Forking the ChiliPepper Workspace and widgets

Build you own Chilipeppr workspace - John Lauer YouTube Link

After a couple of years of Chillpeppr use and lusting after plugins created for Mach3 users I decide to take the plunge into the world of forking my own workspace with the intent to create my own widgets.

Even though I have some programming experience and can follow a youtube videos as the next person. I finally spent time and forked my own workspace.

What has created more complexity in this mission is the use of Cloud9 as cloud editing and testing environment. This has been made more complex with Cloud9 being acquired by AWS.

This was my experience.

  1. In order to create an AWS account to gain access to cloud9 one must now create an AWS account. I found this video useful. Be warned AWS will ask for credit card information even though for our purposes we can use the free tier.

How to create a free AWS / Cloud9 account

It is not possible to create a stand alone cloud9 account for new users and associate it with Github.

I did create an IAM sub user account to avoid the AWS warning in Cloud9 about being logged in witha root account.

  1. Once I was able to create an AWS account I was able to create a Cloud9 instance and access the console and IDE. It was not immediately evident how to pull the code from git hub and how to push it back again using the cloud9 instance and your AWS credentials. This link explains how to do this.

Associating Git Hub with AWS Cloud9

  1. In the Instruction John gives about running you code it the experience in AWS Cloud9 varies from Johns explanation. When John says run and preview Here is what to click.

Continuing on from my earlier post.

Once I pushed my forked code back to git hub, I did have some difficulty using the links and the convenient java script source setting up the Java Boot. this was because the URLs and the generated Java Script was malformed in this different environment. Im going to try and figure this out tonight.

I got all of that working correctly with the widget-template where it detects for AWS and changes up all of the URL’s. I agree that AWS acquiring Cloud9 messed things up. Ultimately you don’t need any of that anyway. You could just do your dev locally and push your changes to Github on your own.

Take a look at the runme.js in widget-template. https://github.com/chilipeppr/widget-template

What I don’t recall doing (I think) is updating the workspace runme.js to support the AWS URL’s, but it should be pretty darn similar to the runme.js mods I made for widget-template.

Thanks John - Ill take another look.

Setting up the cloud9 instance for external access was quite complicated, involving setting up public IPs and some security settings. It slaps doesn’t seem to want to use a single sign one for pushing back to Git as I imagine stand alone cloud9 allowed you to do.

I was looking at these complications and was determining weather the juice was worth the squeeze in the end and just edit and push back to git.

I did manage to fork my own workspace and create my own instance. The fun is in the learning and the more I experiment the more familiar I become with what you were able to create.

My wife is often asking “So what time did you come to bed last night”…with a raised eyebrow.

You shouldn’t have to setup any external access or make any public IP’s from your cloud9 instance. Cloud9 is just an IDE in the cloud to edit the files from your Github repository. Once you’ve pushed changes back to Github, ChiliPeppr is just slurping them from there, caching them, and serving them up to the public.

Hi John

Thank you for you help… Yes Ive figure this out now. Man I really wished I had created an actual cloud9 account while I still had the chance.
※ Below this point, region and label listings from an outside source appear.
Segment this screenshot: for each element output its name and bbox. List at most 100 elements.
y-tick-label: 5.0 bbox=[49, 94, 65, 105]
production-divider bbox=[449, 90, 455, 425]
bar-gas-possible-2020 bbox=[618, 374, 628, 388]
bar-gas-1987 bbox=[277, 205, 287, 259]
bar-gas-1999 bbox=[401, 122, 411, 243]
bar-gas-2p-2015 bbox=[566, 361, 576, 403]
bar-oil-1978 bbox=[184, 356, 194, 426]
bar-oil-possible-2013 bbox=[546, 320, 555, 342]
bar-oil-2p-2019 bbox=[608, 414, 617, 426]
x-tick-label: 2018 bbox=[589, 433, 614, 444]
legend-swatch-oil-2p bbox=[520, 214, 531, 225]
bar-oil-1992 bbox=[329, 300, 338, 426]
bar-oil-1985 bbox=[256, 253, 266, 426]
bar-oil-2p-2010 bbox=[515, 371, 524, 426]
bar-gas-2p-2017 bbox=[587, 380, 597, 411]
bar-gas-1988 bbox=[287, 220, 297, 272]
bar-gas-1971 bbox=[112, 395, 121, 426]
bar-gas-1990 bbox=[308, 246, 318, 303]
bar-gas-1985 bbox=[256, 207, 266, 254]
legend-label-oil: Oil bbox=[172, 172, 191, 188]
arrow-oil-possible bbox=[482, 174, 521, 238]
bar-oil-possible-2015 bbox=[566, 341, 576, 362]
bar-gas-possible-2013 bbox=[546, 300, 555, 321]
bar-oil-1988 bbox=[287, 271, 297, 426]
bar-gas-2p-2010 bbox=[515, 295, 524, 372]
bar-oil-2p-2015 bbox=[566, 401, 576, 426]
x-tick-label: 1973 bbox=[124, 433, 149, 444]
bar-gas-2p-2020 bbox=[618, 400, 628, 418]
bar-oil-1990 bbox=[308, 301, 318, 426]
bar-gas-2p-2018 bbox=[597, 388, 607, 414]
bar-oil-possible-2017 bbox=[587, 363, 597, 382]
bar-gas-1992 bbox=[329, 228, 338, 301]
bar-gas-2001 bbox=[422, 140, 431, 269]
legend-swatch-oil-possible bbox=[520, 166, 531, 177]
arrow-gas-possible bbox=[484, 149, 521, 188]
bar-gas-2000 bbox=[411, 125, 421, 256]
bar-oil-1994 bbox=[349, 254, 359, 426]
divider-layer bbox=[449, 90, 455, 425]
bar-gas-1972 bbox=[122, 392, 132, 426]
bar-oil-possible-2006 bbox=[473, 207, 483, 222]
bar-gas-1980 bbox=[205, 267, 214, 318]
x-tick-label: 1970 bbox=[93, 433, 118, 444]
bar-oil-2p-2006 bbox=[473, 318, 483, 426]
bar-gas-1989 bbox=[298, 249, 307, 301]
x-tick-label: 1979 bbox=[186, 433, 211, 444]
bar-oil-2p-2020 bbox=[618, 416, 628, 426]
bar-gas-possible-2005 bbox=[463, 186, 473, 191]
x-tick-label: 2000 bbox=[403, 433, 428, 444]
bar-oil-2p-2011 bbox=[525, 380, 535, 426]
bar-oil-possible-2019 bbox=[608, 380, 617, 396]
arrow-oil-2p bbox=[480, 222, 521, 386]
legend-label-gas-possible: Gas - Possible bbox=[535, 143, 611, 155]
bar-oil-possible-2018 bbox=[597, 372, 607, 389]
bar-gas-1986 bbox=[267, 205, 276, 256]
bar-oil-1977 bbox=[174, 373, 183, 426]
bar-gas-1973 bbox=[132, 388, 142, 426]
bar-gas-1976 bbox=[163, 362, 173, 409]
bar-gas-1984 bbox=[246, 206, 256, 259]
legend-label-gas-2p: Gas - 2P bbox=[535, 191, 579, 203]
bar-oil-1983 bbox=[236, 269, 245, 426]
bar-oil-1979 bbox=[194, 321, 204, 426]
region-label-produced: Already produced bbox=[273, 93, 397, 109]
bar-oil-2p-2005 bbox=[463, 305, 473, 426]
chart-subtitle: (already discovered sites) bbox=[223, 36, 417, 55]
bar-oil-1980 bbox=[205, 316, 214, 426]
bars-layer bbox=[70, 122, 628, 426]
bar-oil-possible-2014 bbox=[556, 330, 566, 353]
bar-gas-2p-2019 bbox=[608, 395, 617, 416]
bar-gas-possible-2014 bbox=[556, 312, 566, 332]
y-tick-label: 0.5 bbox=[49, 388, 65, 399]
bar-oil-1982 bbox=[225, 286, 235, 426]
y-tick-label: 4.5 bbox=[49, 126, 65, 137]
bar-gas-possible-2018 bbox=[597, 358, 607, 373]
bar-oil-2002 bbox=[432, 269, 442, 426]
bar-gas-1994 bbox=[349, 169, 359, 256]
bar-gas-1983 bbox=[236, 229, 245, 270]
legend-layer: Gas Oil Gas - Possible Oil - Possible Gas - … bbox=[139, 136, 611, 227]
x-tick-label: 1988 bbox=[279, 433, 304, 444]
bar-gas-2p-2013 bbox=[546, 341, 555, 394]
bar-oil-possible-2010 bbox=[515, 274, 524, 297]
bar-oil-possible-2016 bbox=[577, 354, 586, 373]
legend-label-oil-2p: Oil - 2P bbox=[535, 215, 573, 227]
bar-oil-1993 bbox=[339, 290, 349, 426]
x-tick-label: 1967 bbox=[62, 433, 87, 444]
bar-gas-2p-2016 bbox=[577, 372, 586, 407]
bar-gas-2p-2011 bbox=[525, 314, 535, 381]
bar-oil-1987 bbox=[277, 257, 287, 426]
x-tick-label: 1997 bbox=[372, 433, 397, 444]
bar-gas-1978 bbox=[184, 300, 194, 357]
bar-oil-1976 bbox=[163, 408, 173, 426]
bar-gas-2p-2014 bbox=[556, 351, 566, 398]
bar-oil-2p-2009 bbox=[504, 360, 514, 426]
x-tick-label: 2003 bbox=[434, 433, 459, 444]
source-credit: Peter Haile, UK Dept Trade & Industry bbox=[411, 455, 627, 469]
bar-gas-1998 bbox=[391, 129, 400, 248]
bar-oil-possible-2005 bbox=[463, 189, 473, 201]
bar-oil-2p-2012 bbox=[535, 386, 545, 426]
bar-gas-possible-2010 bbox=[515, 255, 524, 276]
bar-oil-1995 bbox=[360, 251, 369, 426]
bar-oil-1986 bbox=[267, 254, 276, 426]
You workflow seems a lot more natural particularly with a sweeter integration with git hub.

My fingers sure are getting tired of retyping my github credential every time I refresh the runme.js although i think Ive just figure out how to do this by using
ssh://git@github.com/username/repo.git

and caching the credentials in instead of

https://github.com/username/repo.git

Ill see if this works and modify the run.js file accordingly.

I recently tried doing a local edit of a workspace and widget using Microsoft Visual Studio Code and it works great. Check out the runme.js for a workspace at https://github.com/chilipeppr/workspace-robot/blob/master/runme.js and then check out the runme.js for a widget at https://github.com/chilipeppr/widget-3dview-robot/blob/master/runme.js

I only had to tweak the runme.js a bit to detect C9 vs AWS vs localhost. The localhost one works almost exactly the same. Just have node.js run the runme.js and you can then load from localhost:9000 for the workspace or localhost:9001 for the widget.